Для крупных произведений необходимы широкие обобщения, должен быть щедро прописан социальный, исторический фон, иначе это не роман, а более или менее глубоко эшелонированный очерк. И в настоящем рассказе действительность присутствует целиком, но не в прямую, а в подтексте; рассказ может не посягать на глобальные обобщения, рассматривая отдельные явления жизни, вглядываясь в ее частности, подробности и тем помогая людям ориентироваться в совершающихся переменах и находить свое место. Такие рассказы особенно нужны сегодня.
В жизни страны бывают разные периоды, которые можно сравнить с боевыми действиями во время войны: затишье, отступление, бои местного значения, наступление. Сейчас идет наступление по всему фронту. А какое же наступление без атаки? На острие атаки должен находиться рассказ. Почему же в преддверии XXVII съезда мы не видели острых, смелых, принципиальных рассказов? Появись они своевременно, то была бы прямая помощь народному делу. Ведь решения съезда возникают не из воздуха, за ними — наблюдение, изучение, проникновение в жизнь, в нужды не только народного хозяйства, общества, но и отдельного человека. Разве не дело литературы и самого ее боевого, молниеносного жанра давать материал для осмысливания тех или иных явлений, ставить насущные вопросы, будить тревогу? И такие рассказы были, но редакции оставляли их «на после съезда». Сошлюсь на свой печальный пример. Мой большой рассказ «Поездка на острова», который, по моему, да и не только моему, убеждению, целиком лежит в русле насущных проблем, вылетел сперва из журнала, потом из книги и преспокойно появился в «Неве» вскоре после съезда. А выйти бы ему раньше, был бы другой навар, другой резонанс, но приговор «слишком остро» пересмотру не подлежал.

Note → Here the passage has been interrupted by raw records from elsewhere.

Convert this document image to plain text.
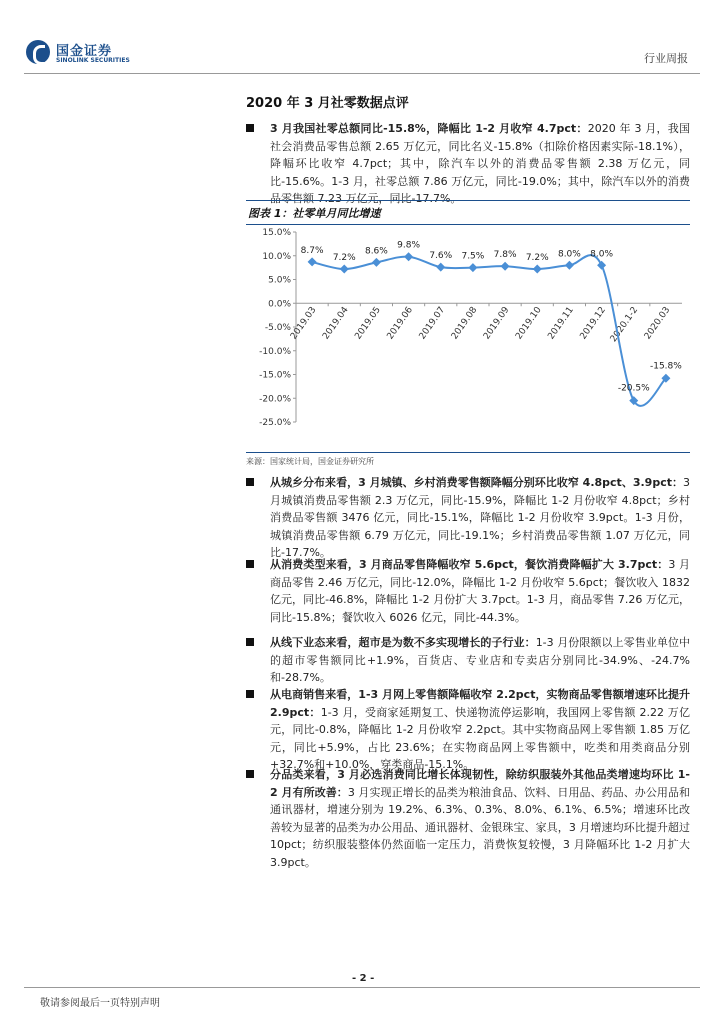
国金证券
SINOLINK SECURITIES	行业周报
2020 年 3 月社零数据点评
3 月我国社零总额同比-15.8%，降幅比 1-2 月收窄 4.7pct：2020 年 3 月，我国社会消费品零售总额 2.65 万亿元，同比名义-15.8%（扣除价格因素实际-18.1%），降幅环比收窄 4.7pct；其中，除汽车以外的消费品零售额 2.38 万亿元，同比-15.6%。1-3 月，社零总额 7.86 万亿元，同比-19.0%；其中，除汽车以外的消费品零售额 7.23 万亿元，同比-17.7%。
图表 1：社零单月同比增速
15.0%
10.0%
5.0%
0.0%
-5.0%
-10.0%
-15.0%
-20.0%
-25.0%
2019.03 2019.04 2019.05 2019.06 2019.07 2019.08 2019.09 2019.10 2019.11 2019.12 2020.1-2 2020.03
8.7%
7.2%
8.6%
9.8%
7.6% 7.5% 7.8% 7.2% 8.0% 8.0%
-20.5%
-15.8%
来源：国家统计局，国金证券研究所
从城乡分布来看，3 月城镇、乡村消费零售额降幅分别环比收窄 4.8pct、3.9pct：3 月城镇消费品零售额 2.3 万亿元，同比-15.9%，降幅比 1-2 月份收窄 4.8pct；乡村消费品零售额 3476 亿元，同比-15.1%，降幅比 1-2 月份收窄 3.9pct。1-3 月份，城镇消费品零售额 6.79 万亿元，同比-19.1%；乡村消费品零售额 1.07 万亿元，同比-17.7%。
从消费类型来看，3 月商品零售降幅收窄 5.6pct，餐饮消费降幅扩大 3.7pct：3 月商品零售 2.46 万亿元，同比-12.0%，降幅比 1-2 月份收窄 5.6pct；餐饮收入 1832 亿元，同比-46.8%，降幅比 1-2 月份扩大 3.7pct。1-3 月，商品零售 7.26 万亿元，同比-15.8%；餐饮收入 6026 亿元，同比-44.3%。
从线下业态来看，超市是为数不多实现增长的子行业：1-3 月份限额以上零售业单位中的超市零售额同比+1.9%，百货店、专业店和专卖店分别同比-34.9%、-24.7%和-28.7%。
从电商销售来看，1-3 月网上零售额降幅收窄 2.2pct，实物商品零售额增速环比提升 2.9pct：1-3 月，受商家延期复工、快递物流停运影响，我国网上零售额 2.22 万亿元，同比-0.8%，降幅比 1-2 月份收窄 2.2pct。其中实物商品网上零售额 1.85 万亿元，同比+5.9%，占比 23.6%；在实物商品网上零售额中，吃类和用类商品分别+32.7%和+10.0%，穿类商品-15.1%。
分品类来看，3 月必选消费同比增长体现韧性，除纺织服装外其他品类增速均环比 1-2 月有所改善：3 月实现正增长的品类为粮油食品、饮料、日用品、药品、办公用品和通讯器材，增速分别为 19.2%、6.3%、0.3%、8.0%、6.1%、6.5%；增速环比改善较为显著的品类为办公用品、通讯器材、金银珠宝、家具，3 月增速均环比提升超过 10pct；纺织服装整体仍然面临一定压力，消费恢复较慢，3 月降幅环比 1-2 月扩大 3.9pct。
- 2 -
敬请参阅最后一页特别声明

Слово «остро» было еще недавно в литературе подобием орудовского «кирпича», пресекающего движение вперед. Казалось бы, раз «остро», так печатайте без промедления — зачем нужно «тупое», им ничего не разрежешь, — но рукопись возвращалась автору. Этим новеллистика обрекалась на то, чтобы плестись в хвосте жизни. А ведь когда-то маленькая повесть А. Гайдара породила всесоюзное тимуровское движение.
Сейчас положение, судя по всему, изменилось. И теперь перед нами другая задача: не дать времени обойти нас. Это в первую голову должно тревожить рассказчиков, ибо наш жанр — служба немедленного реагирования.
И пора прекратить разговоры о «кризисе жанра рассказа». Рассказ и короткая повесть дают сейчас больше, чем монументальные жанры и лирическая поэзия. Конечно, этого недостаточно, но, говоря по чести, в настоящее время лишь оперативная публицистика переживает расцвет, и это хорошо, правильно, ибо она нужнее всего в пору решительной перестройки.
А рассказовый жанр в русской литературе никогда не умрет. И я вижу признаки близящегося возрождения не столько в тех немногих хороших рассказах, что уже появились, сколько в возросшем интересе журналов к новелле. Не случайно «Дружба народов» целый номер посвятила рассказу — это добрый, обнадеживающий знак. «Смена», «Огонек», «Литературная Россия» настойчиво ищут хорошие рассказы, их уже не устраивает самотек. Широко открыты двери рассказчикам в «Октябре», «Неве», «Юности», а ведь спрос, как известно, рождает предложение. Похоже, что ежегодный «Московский рассказ» (издательство «Московский рабочий») обрел прочную жизнь — это прекрасно. И «Современник» стал регулярно выпускать сборники лучших рассказов года.
И пусть же заметят наконец людей, которых искусственно остановили у рубикона полноценной литературной жизни. И — это уже чистая маниловщина — да найдутся два-три критика, которым есть что сказать о рассказе, и не кликушеским тоном мрачных прорицаний, а на спокойном, глубоком дыхании. И рассказы будут такие, что нужны читателю, отнюдь не потерявшему вкуса к малой прозе, они уже есть…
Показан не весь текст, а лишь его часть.